X_train, X_test, y_train, y_test = train_test_split(X, y, random_state=42)

: 

In [None]:
rand_for_1 = RandomForestClassifier(n_estimators=100, random_state=42, max_leaf_nodes=100, max_features="sqrt", bootstrap=False)

rand_for_1.fit(X_train, y_train)
rand_for_1.score(X_test, y_test)

: 

In [None]:
print('Obecnie używane parametry dla modelu rand_for_1:\n')
pprint(rand_for_1.get_params())

: 

In [None]:
y_pred_1 = rand_for_1.predict(X_test)
cm = confusion_matrix(y_test, y_pred_1)
cm

: 

In [None]:
precision_score(y_test, y_pred_1, pos_label="<=50K")

: 

In [None]:
recall_score(y_test, y_pred, average="binary", pos_label="<=50K")

: 

In [None]:
f1_score(y_test, y_pred, pos_label="<=50K")

: 

In [None]:
rand_for_2 = RandomForestClassifier(n_estimators=500, random_state=42, max_leaf_nodes=160)

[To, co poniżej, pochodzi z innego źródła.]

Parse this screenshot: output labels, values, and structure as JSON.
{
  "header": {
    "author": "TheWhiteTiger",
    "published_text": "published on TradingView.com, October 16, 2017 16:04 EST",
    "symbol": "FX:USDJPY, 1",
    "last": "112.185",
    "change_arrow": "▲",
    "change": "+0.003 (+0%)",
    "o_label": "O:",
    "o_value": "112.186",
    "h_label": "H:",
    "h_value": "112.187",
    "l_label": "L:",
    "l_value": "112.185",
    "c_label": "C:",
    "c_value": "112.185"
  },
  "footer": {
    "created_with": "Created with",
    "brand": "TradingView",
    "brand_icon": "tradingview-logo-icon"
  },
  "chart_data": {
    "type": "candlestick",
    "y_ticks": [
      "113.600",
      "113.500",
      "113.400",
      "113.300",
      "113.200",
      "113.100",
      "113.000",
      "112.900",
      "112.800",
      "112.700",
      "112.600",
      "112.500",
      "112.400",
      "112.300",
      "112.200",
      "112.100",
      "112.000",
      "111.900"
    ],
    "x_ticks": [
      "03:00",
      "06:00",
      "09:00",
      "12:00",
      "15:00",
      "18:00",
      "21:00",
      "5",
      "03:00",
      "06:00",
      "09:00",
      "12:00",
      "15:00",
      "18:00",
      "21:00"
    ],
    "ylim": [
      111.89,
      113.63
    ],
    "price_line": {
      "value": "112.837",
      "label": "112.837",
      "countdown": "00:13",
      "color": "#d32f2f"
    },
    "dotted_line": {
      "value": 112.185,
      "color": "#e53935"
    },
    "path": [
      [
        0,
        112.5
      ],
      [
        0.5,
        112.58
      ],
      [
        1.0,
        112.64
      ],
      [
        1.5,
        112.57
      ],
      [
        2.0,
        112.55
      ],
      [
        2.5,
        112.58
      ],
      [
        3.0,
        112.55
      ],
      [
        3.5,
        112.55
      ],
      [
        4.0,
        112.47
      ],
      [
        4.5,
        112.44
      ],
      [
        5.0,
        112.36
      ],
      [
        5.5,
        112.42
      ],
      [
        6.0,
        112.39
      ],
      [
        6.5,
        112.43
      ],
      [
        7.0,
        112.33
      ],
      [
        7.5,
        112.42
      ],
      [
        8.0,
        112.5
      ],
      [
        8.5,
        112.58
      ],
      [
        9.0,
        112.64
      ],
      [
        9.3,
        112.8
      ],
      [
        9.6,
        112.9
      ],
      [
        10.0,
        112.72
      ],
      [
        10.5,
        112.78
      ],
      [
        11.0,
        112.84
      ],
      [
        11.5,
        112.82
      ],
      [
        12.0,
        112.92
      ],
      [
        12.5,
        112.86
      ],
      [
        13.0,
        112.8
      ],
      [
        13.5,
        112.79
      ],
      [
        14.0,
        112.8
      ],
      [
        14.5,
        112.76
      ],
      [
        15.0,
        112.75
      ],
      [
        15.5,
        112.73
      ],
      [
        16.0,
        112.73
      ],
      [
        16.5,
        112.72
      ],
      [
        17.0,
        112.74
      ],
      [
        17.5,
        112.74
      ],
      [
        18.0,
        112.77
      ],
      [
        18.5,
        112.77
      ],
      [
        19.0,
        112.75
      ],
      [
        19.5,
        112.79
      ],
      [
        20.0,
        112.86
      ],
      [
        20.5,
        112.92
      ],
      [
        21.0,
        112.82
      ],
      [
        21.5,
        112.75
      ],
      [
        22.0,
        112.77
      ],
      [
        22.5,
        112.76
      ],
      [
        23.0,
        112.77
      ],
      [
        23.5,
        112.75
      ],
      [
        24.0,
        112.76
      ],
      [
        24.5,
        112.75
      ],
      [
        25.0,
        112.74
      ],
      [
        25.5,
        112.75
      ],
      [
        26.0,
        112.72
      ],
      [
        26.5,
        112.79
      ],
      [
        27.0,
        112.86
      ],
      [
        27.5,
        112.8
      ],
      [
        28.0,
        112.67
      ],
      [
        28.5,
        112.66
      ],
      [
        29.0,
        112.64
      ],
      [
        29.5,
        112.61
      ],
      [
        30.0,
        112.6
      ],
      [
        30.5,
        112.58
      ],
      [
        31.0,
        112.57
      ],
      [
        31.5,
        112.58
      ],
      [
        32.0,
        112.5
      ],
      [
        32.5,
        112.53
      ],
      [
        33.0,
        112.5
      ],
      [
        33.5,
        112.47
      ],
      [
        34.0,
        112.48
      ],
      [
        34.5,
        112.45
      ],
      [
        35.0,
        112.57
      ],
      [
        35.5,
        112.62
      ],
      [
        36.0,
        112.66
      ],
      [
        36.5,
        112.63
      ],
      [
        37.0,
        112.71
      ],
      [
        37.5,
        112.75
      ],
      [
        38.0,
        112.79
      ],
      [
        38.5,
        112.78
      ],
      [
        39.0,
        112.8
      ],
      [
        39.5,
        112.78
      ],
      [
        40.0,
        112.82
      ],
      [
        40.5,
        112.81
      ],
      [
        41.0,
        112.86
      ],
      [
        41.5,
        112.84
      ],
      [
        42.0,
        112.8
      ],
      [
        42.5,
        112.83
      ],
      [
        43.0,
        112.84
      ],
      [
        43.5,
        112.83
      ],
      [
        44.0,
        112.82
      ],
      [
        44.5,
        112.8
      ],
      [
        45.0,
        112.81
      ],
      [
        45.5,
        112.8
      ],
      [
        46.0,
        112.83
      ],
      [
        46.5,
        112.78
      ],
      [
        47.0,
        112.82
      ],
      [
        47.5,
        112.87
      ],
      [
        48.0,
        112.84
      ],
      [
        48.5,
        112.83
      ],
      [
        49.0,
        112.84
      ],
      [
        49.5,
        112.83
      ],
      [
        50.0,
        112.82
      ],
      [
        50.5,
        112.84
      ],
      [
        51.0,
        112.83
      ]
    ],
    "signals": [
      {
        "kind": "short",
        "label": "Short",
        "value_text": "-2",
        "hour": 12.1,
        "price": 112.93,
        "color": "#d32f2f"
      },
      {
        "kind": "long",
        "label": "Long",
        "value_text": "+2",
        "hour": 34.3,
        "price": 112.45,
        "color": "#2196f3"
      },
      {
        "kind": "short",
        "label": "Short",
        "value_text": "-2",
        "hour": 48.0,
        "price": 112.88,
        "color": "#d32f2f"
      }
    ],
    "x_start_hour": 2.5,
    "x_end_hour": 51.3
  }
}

rand_for_2.fit(X_train, y_train)
rand_for_2.score(X_test, y_test)

: 

In [None]:
print('Obecnie używane parametry dla modelu rand_for_2:\n')
pprint(rand_for_2.get_params())

: 

In [None]:
rfc = RandomForestClassifier()

my_param_grid = {
    'bootstrap': [True, False],
    'n_estimators': [250, 500],
    'max_features': ['auto', 'sqrt'],
    'min_samples_leaf': [2, 4],
    'min_samples_split': [5, 10]
}
gs = GridSearchCV(estimator = rfc, param_grid = my_param_grid, cv = 3, n_jobs = -1, verbose = 3)

: 

In [None]:
# gs.fit(X_train, y_train)

: 

In [None]:
gs.best_params_

: 

In [None]:
best_grid = gs.best_estimator_

: 

In [None]:
feature_importances = rand_for.feature_importances_

# Create a DataFrame to display feature importances
feature_importance_df = pd.DataFrame({'Feature': X.columns, 'Importance': feature_importances})
feature_importance_df.sort_values("Importance", ascending=False)
feature_importance_df['Importance'].map(lambda x: f"{x:0.1f}")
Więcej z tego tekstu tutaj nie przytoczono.